Знаете, чем хороша война в космосе? Она выглядит чище и возвышенней, чем та, что на поверхности. Здесь не слышны крики – вакуум не проводит звука, не видны росчерки лазеров – нет атмосферы, нет вывороченных кишок и фонтанов крови из перебитых артерий, и трупы из-за больших расстояний неразличимы. Смерть кажется красивой и величественной. Как раз такой, к какой нас и готовили. Издали все походит на игру на имитаторе во время командно-штабных учений. Крохотные макетики боевых кораблей порхают в черноте, ослепительно отсвечивая на солнце и выплевывая игрушечные искры выхлопов, вспышки на поверхности кажутся ненастоящими и призваны обозначать сопротивление противника, а десантные суда, подчиняясь правилам игры, в нужных пропорциях имитируют свою гибель, моргая напоследок для пущей достоверности облачками замерзшего газа из разгерметизированных емкостей с кислородом.

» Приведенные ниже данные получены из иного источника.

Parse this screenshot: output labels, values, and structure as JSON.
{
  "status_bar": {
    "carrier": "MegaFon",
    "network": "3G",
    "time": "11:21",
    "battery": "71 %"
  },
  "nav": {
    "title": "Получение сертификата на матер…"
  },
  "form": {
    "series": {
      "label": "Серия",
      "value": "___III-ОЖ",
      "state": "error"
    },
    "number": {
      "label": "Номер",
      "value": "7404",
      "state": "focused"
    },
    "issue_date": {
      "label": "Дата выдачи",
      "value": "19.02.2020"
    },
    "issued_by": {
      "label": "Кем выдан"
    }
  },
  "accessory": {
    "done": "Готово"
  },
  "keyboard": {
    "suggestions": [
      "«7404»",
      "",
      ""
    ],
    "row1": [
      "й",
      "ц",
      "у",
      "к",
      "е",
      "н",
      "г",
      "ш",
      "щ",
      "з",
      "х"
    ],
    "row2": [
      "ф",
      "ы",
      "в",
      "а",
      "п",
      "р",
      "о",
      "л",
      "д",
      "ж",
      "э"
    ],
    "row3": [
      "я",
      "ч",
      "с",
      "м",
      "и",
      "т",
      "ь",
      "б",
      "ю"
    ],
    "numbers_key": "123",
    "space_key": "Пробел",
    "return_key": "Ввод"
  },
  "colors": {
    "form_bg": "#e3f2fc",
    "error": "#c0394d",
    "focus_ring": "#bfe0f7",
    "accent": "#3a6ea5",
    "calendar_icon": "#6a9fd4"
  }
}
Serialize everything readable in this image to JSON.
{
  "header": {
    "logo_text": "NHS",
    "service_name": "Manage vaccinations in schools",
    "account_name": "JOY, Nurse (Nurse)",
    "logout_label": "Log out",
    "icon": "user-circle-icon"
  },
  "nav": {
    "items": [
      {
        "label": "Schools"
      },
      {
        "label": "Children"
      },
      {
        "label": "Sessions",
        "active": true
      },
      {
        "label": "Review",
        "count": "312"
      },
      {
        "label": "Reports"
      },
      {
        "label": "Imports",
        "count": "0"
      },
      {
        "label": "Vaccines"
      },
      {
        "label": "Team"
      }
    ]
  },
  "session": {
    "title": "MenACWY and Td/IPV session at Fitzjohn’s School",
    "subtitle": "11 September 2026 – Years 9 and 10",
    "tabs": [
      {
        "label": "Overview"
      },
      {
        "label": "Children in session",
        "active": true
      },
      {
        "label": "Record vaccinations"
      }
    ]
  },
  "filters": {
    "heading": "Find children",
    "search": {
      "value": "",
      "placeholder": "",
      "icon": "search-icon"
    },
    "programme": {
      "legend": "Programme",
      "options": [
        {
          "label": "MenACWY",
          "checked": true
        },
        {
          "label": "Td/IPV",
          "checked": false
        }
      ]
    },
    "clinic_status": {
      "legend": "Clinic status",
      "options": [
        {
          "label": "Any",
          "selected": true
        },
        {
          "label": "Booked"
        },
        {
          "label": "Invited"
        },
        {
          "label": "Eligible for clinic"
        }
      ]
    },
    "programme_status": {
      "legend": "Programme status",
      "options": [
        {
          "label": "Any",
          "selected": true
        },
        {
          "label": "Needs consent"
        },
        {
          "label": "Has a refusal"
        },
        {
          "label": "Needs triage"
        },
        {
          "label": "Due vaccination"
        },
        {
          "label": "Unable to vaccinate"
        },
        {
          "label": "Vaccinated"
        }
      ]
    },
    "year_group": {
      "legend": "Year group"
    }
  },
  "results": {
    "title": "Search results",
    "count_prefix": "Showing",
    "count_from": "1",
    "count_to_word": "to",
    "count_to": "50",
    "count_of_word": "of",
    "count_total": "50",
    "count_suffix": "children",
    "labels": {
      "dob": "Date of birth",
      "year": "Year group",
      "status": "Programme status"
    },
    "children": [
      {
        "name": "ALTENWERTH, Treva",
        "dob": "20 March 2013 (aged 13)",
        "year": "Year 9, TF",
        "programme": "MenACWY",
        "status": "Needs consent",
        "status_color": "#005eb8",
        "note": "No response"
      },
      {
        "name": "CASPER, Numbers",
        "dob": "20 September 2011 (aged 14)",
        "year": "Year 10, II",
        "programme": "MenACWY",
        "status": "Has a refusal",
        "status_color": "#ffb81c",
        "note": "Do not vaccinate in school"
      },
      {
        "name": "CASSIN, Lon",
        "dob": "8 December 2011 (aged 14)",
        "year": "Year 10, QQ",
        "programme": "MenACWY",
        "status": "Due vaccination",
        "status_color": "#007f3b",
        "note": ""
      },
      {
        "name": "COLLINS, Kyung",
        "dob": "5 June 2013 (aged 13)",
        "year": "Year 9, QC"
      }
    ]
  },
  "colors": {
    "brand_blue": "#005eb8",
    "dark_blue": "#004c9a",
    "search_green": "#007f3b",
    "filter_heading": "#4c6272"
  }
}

Такая мгновенная игрушечная смерть в глубине обзорного экрана со слабым разрешением не успевает даже завести как следует. Наблюдаешь мелькание редких искр и толком не понимаешь, что наш бот – последний уцелевший из атакующей волны и только росчерки бесполезных ракет обгоняют нас: изрезанные ущельями горы Уэллса, состоящие из прочных вулканических пород, бессмысленно накрывать огнем. И следом, напичканные сложной техникой, уже идут несколько судов с бойцами инженерно-саперного батальона. Саперы должны проделывать пехоте проходы в толще пород, взрывать стены и перемычки, а затем восстанавливать герметичность туннелей – транспортная система была нужна нам в целости. Правда, из целого батальона пехоты остался один лишь неполный взвод – мы, отчего на одного пехотинца будет приходиться аж по четыре сапера. Но наземные батареи, вновь открывшие огонь, быстро привели неправильные пропорции к норме.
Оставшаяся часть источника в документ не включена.